Encore une mise en abyme comme les aime Jean-François Sivadier, où l’on navigue entre la scène et la coulisse, entre costumes hispanisants et contemporains, avec une volonté affichée de faire quelque chose de rien – de simples jeux de rideaux sur une estrade, par exemple. La direction d’acteurs est au cordeau, avec des personnages aimantés par un Don Juan presque adolescent, faune aux souplesses d’elfe ou de rocker, qui parfois danse autant qu’il joue : on se laisse vite prendre à ce jeu du croisement des désirs. Sa perruque blonde, au moment du bal, le fait étrangement ressembler à l’Amadeus de Forman…

A la fin, il meurt sans mourir, quasi nu, marionnette aux bras en croix comme une figure christique, dans une sorte de renversement du mythe – sans détournement à la Tcherniakov. Production classique, mais très vivante, au plus près de la musique et du livret, épousant la magie de la nuit avec de magnifiques lumières venant de verres colorés de Murano. Rien de lissé pour autant : le mot « Liberta » semble écrit en lettres de sang sur un mur que l’on détruit à coups de marteau, jusqu’à atteindre la niche de la statue du Commandeur.

Musicalement, le niveau est-il celui du Festival d’Aix… et du prix de ses places ? A la tête d’un orchestre (Le Cercle de l’Harmonie) qui n’a pas toujours les moyens des ambitions de son chef, Jérémie Rhorer, s’il ne manque pas d’énergie, peine à tendre l’arc du drame et à créer des climats avant l’acte II. Sans voix après le I, Philippe Sly, excellent Guglielmo à Garnier, est de toute façon dépassé par un rôle dont il n’a guère le format, ne faisant pas oublier ses limites par une incroyable composition.
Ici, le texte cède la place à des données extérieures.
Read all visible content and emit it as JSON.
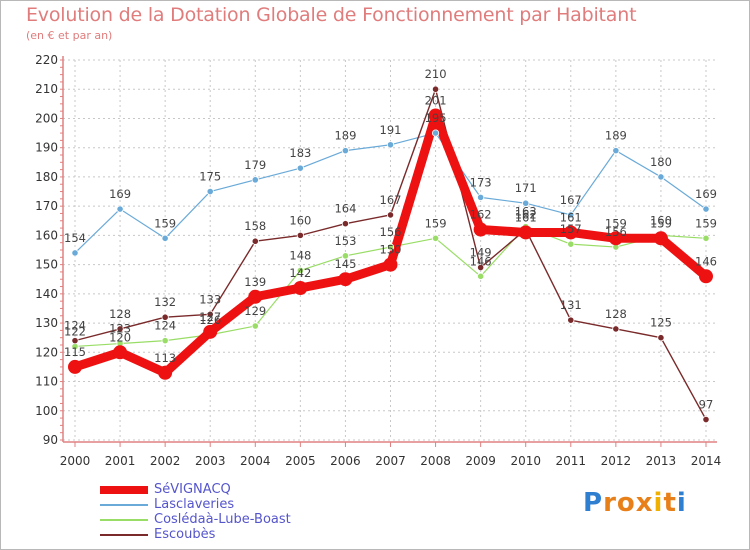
{
  "chart_data": {
    "type": "line",
    "title": "Evolution de la Dotation Globale de Fonctionnement par Habitant",
    "subtitle": "(en € et par an)",
    "x": [
      "2000",
      "2001",
      "2002",
      "2003",
      "2004",
      "2005",
      "2006",
      "2007",
      "2008",
      "2009",
      "2010",
      "2011",
      "2012",
      "2013",
      "2014"
    ],
    "ylim": [
      90,
      220
    ],
    "yticks": [
      90,
      100,
      110,
      120,
      130,
      140,
      150,
      160,
      170,
      180,
      190,
      200,
      210,
      220
    ],
    "grid": true,
    "legend_position": "bottom-left",
    "series": [
      {
        "name": "SéVIGNACQ",
        "color": "#ee1111",
        "values": [
          115,
          120,
          113,
          127,
          139,
          142,
          145,
          150,
          201,
          162,
          161,
          161,
          159,
          159,
          146
        ]
      },
      {
        "name": "Lasclaveries",
        "color": "#6aaad8",
        "values": [
          154,
          169,
          159,
          175,
          179,
          183,
          189,
          191,
          195,
          173,
          171,
          167,
          189,
          180,
          169
        ]
      },
      {
        "name": "Coslédaà-Lube-Boast",
        "color": "#99dd66",
        "values": [
          122,
          123,
          124,
          126,
          129,
          148,
          153,
          156,
          159,
          146,
          163,
          157,
          156,
          160,
          159
        ]
      },
      {
        "name": "Escoubès",
        "color": "#7a2a2a",
        "values": [
          124,
          128,
          132,
          133,
          158,
          160,
          164,
          167,
          210,
          149,
          162,
          131,
          128,
          125,
          97
        ]
      }
    ]
  },
  "logo": {
    "letters": [
      "P",
      "r",
      "o",
      "x",
      "i",
      "t",
      "i"
    ],
    "colors": [
      "#2f7fd0",
      "#e8801a",
      "#e8801a",
      "#e8801a",
      "#f0b000",
      "#e8801a",
      "#2f7fd0"
    ]
  }
}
Leporello ne lui fait pas d’ombre : certes très stylé, Nahuel di Pierro est  singulièrement en panne de relief. L’Anna d’Eleonora Buratto, aux aigus parfois trop bas, comme l’Elvira d’Isabel Leonard ne sont qu’honnêtes, pas très brillantes dans la vocalise. Restent l’Ottavio belcantiste et patricien de Pavol Breslik, un peu effacé scéniquement, et, surtout, le couple de paysans : Masetto très prometteur de Krzysztof Bączyk, Zerline charmeuse et fruitée, parfaite mozartienne de surcroît, d’une irrésistible Julie Fuchs. Un peu court pour un Don Giovanni, non ?

Don Giovanni de Mozart. Aix-en-Provence, Théâtre de l’Archevêché, le 6 juillet.